The Deputy Judge stated at para. 11 of his Decision on Costs:While I agree that the cost component was not clearly set out, it seems reasonable that the Defendant could have questioned the offer to determine what costs they were seeking in order to facilitate settlement Since this is meant to encourage parties to settle, it seems reasonable that if a question arises regarding an offer, it should be questioned as opposed to rejected on the basis that the party isn’t sure what it means. If the answer reflects something unreasonable, as feared by the Defendant in this case there are grounds to reject the offer. If reasonable, then it afforded an opportunity for the parties to settle and thereby avoid trial. Since the purpose behind this is to encourage settlement, both parties have a role to play when settlement is offered.
 He concluded that the criteria enumerated in Rule 19.06 had been met and awarded the Respondent $11,500.00 in costs.
 The overriding principles when making a costs order are fairness and reasonableness: Boucher v.
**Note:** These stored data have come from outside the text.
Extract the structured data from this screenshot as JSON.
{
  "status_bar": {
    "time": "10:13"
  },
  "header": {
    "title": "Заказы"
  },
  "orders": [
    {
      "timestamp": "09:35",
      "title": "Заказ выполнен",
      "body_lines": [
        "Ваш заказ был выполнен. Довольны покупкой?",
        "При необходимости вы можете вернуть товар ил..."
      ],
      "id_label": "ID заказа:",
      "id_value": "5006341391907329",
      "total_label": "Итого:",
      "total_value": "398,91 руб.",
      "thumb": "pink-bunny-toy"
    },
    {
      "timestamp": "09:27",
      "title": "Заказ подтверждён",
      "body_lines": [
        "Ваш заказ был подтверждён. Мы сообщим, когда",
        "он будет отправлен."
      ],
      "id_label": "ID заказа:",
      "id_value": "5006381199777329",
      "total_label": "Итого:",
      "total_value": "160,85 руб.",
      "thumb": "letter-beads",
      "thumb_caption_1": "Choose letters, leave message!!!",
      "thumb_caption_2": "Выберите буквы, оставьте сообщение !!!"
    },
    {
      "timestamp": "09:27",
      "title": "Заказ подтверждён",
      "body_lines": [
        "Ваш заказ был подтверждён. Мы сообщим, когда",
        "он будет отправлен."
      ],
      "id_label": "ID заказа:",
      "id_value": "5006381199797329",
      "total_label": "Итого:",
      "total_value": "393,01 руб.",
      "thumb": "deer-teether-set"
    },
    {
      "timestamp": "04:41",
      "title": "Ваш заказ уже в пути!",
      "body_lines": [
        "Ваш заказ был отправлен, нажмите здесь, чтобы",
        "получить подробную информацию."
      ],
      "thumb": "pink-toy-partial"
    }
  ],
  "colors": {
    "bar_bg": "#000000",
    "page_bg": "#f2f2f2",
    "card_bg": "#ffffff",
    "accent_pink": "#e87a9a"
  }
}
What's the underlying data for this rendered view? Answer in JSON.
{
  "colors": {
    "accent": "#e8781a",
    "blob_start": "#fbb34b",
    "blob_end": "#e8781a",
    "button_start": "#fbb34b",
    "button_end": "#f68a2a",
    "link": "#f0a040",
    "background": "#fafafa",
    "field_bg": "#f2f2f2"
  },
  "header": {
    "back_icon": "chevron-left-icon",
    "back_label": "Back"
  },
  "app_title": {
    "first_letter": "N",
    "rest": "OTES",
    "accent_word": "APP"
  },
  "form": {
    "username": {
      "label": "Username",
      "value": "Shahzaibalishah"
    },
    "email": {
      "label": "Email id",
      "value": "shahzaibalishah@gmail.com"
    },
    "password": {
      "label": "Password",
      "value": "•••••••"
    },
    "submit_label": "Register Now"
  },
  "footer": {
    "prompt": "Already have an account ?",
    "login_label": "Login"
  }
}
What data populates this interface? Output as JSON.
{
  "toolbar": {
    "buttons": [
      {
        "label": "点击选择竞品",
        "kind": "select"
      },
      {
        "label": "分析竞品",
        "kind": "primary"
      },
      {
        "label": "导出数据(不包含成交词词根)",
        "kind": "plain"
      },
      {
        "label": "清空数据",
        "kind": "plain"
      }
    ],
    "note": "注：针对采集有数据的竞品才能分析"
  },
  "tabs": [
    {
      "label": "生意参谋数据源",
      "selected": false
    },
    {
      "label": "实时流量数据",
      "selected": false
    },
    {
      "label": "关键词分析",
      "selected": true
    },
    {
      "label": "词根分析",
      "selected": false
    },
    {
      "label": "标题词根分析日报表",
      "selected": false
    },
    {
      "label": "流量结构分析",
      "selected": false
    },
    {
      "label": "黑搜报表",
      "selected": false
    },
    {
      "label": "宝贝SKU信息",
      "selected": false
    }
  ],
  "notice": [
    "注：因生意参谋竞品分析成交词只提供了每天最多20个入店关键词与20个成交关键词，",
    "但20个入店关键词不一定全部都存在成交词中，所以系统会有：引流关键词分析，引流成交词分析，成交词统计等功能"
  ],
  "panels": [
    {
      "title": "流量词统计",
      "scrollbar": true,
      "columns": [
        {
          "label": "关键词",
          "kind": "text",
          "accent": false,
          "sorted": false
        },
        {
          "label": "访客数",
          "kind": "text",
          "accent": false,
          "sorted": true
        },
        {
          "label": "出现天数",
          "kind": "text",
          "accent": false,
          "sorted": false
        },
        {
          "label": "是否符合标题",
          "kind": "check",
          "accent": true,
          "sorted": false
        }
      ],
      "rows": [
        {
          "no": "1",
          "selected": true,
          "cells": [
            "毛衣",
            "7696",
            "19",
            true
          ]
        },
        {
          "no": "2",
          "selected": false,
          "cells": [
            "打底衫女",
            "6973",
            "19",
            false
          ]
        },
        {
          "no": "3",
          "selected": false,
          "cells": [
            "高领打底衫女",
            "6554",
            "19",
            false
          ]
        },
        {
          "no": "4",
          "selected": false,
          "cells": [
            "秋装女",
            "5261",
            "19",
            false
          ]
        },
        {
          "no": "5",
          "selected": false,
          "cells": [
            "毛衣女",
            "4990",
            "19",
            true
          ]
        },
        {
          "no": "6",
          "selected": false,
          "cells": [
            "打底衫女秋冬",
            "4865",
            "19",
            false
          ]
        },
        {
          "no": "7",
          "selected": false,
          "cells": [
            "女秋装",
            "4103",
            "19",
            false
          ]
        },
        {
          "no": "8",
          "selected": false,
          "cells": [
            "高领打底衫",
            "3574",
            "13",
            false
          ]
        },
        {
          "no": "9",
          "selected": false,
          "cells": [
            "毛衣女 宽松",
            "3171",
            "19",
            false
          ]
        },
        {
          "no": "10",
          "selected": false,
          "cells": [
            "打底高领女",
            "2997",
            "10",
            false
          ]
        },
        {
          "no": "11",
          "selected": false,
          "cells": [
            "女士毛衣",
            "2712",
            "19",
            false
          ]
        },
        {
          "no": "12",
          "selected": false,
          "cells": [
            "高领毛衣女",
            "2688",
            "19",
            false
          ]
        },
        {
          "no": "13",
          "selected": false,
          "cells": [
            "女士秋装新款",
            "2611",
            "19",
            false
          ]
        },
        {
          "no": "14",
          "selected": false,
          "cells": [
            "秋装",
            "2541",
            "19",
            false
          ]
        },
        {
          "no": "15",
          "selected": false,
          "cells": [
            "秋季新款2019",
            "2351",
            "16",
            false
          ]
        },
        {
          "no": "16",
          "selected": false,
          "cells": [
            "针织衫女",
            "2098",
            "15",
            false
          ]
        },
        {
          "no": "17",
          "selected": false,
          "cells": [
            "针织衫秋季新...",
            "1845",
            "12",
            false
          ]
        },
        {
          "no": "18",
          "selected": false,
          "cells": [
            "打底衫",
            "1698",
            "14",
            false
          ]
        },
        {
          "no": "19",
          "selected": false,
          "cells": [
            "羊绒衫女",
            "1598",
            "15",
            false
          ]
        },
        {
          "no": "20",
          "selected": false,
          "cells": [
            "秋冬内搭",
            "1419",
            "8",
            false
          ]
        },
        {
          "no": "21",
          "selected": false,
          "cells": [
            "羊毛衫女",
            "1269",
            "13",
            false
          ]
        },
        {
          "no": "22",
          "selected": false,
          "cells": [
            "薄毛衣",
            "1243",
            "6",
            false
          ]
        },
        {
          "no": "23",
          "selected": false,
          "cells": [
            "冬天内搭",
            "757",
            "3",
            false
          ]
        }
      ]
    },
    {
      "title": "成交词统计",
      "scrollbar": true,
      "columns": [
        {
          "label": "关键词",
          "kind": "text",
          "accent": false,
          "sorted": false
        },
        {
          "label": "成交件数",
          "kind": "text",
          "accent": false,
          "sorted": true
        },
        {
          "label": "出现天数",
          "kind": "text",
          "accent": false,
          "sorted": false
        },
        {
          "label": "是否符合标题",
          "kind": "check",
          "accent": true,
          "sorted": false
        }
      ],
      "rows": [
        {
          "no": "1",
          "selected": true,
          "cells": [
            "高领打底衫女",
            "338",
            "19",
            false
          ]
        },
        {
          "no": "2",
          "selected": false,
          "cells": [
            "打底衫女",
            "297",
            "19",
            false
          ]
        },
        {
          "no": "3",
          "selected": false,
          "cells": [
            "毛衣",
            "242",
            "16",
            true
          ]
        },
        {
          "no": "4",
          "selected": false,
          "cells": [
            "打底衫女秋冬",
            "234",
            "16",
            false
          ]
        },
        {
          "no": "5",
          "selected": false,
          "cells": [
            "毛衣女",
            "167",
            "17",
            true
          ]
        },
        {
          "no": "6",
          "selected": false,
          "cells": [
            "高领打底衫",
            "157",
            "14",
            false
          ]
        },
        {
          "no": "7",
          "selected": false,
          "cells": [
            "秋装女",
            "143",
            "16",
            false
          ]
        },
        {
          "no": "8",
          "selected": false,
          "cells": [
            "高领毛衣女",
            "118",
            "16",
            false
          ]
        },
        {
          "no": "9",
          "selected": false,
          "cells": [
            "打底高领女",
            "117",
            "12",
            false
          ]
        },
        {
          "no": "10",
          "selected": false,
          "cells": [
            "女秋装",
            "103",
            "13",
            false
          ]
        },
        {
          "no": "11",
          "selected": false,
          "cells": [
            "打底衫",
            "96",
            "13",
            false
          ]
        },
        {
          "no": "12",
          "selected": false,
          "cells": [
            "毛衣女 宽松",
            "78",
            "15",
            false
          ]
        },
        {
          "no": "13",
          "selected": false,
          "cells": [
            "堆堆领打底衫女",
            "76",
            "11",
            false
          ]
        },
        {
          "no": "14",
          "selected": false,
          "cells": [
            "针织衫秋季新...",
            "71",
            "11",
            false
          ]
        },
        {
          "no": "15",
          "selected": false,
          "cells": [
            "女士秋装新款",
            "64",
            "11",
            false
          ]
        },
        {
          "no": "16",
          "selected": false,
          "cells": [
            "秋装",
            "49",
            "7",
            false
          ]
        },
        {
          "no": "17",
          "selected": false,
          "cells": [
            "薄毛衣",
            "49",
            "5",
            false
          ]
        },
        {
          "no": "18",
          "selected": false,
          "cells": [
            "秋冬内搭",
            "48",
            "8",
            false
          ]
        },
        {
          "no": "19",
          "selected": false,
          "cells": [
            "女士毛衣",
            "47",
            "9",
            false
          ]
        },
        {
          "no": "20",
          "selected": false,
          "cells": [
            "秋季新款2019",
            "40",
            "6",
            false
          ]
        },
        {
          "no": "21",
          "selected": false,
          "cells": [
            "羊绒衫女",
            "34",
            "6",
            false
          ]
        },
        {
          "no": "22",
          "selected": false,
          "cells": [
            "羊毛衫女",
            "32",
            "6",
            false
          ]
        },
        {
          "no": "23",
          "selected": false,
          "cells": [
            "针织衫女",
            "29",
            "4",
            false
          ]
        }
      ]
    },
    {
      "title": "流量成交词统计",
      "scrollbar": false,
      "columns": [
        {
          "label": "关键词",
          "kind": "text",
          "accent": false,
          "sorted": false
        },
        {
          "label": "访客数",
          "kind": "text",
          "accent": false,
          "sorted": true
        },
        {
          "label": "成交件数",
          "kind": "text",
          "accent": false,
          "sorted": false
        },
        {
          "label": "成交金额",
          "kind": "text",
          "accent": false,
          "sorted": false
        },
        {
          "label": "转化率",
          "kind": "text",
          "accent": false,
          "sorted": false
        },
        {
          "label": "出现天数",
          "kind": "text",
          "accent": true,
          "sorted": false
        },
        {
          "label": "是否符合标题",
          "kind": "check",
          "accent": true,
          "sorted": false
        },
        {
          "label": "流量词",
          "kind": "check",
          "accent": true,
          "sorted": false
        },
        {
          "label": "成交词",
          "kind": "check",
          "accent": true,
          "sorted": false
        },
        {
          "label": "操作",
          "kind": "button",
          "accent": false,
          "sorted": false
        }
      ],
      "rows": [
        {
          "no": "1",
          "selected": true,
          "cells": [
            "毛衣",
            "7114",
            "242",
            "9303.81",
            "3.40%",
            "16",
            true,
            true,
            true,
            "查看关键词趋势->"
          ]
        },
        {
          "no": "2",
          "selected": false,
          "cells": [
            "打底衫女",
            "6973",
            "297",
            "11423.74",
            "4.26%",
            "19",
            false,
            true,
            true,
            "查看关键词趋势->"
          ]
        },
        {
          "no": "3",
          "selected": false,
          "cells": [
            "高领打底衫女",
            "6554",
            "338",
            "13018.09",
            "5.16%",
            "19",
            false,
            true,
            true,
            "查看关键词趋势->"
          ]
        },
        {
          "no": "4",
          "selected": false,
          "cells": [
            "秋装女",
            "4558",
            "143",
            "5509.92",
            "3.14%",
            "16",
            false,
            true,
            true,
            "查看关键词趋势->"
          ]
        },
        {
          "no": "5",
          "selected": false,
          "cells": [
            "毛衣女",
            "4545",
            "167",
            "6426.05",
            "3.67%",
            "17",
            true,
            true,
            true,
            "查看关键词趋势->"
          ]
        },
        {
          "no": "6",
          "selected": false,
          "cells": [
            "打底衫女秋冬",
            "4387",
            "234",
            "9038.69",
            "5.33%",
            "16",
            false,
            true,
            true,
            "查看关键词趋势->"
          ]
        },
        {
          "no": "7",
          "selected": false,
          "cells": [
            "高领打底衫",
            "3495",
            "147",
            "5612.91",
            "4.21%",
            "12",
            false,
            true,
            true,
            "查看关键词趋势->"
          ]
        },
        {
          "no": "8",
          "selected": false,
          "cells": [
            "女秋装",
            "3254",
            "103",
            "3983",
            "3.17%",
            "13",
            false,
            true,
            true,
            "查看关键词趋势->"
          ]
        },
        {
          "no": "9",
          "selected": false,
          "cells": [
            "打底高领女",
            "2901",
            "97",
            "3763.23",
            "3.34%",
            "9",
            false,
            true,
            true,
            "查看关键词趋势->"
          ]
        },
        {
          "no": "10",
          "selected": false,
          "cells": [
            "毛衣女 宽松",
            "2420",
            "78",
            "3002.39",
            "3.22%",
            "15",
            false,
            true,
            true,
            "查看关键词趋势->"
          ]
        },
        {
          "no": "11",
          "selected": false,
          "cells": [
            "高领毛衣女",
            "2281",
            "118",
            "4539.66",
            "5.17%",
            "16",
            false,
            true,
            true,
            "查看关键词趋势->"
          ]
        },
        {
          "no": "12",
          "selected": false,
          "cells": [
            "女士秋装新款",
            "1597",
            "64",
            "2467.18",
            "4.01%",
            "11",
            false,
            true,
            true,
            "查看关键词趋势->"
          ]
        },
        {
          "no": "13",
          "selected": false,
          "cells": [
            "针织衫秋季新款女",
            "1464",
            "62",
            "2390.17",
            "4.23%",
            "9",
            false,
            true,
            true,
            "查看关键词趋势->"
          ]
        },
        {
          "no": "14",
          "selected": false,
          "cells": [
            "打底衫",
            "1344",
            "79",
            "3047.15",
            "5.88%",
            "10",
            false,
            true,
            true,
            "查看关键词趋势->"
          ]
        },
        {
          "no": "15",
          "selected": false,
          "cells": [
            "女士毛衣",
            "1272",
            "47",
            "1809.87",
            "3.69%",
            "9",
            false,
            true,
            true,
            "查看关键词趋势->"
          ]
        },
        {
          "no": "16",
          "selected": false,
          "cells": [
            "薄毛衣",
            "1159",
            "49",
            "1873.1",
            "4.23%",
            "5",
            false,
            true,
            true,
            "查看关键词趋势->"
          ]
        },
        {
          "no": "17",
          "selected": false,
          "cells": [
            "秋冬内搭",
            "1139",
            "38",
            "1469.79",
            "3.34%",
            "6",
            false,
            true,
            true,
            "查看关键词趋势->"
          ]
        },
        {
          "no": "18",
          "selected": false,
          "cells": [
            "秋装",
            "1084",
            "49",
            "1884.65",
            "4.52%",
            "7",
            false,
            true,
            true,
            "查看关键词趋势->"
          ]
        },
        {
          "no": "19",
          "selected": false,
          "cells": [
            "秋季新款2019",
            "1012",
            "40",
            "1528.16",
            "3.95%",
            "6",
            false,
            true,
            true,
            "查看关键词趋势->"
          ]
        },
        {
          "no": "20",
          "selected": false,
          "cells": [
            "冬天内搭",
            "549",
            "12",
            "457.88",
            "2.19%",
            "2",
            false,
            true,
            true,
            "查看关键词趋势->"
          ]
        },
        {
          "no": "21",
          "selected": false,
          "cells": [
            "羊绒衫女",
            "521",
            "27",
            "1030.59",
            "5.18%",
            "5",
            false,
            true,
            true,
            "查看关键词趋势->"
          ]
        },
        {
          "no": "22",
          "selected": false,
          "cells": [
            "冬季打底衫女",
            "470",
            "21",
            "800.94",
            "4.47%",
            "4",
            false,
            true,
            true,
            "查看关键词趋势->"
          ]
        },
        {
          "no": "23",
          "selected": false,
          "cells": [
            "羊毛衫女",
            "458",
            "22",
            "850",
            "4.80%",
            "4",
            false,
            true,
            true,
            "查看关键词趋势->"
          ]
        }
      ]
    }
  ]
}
Public Accountants Council (2004), 2004 CanLII 14579 (ON CA), 71 O.R. (3d) 291 (C.A.).
 The Deputy Judge concluded, reasonably, that the Appellant had a role to play in settlement negotiation and could have made appropriate inquiries [as to the amount sought for costs]. The Appellant failed to do so at its peril.
 Based on the foregoing, I find that there was no error in principle in the Deputy Judge’s assessment of costs.
First, let me start by saying $11,500 in costs at the Small Claims Court? That may be a new high score.
Second, as I mentioned at the outset of this post, this case is really a textbook on a number of issues, especially those related to long-term disability and frustration. While this blog has a number of posts on the cases mentioned by Justice Gorman, Her Honour’s articulation of the takeaway from each of those cases is spot-on.
This is simply a good decision.
Takeaways for Employees with Labour Pains
The takeaway for employees with labour pains is that if an employer refuses to take you back after an extended medical leave or maternity leave speak with a lawyer. Frustration of contract is a complicated legal issue and can arise in cases of extended absence. That said, in most cases a frustration of contract will not have happened and the termination of your employment may well be wrongful.
Takeaways for Employers with Labour Pains
The takeaway for employers with labour pains is simply because an employee has been absent from employment for an extended period of time does not mean that you can just replace them and hope that everything will go away. This point is especially true in cases where the employer provides, or provides access to, long-term disability benefits as a portion of an employee benefits plan.--
As always, everyone’s situation is different. The above is not intended to be legal advice for any particular situation. It is always prudent to seek professional legal advice before making any decisions with respect to your own case.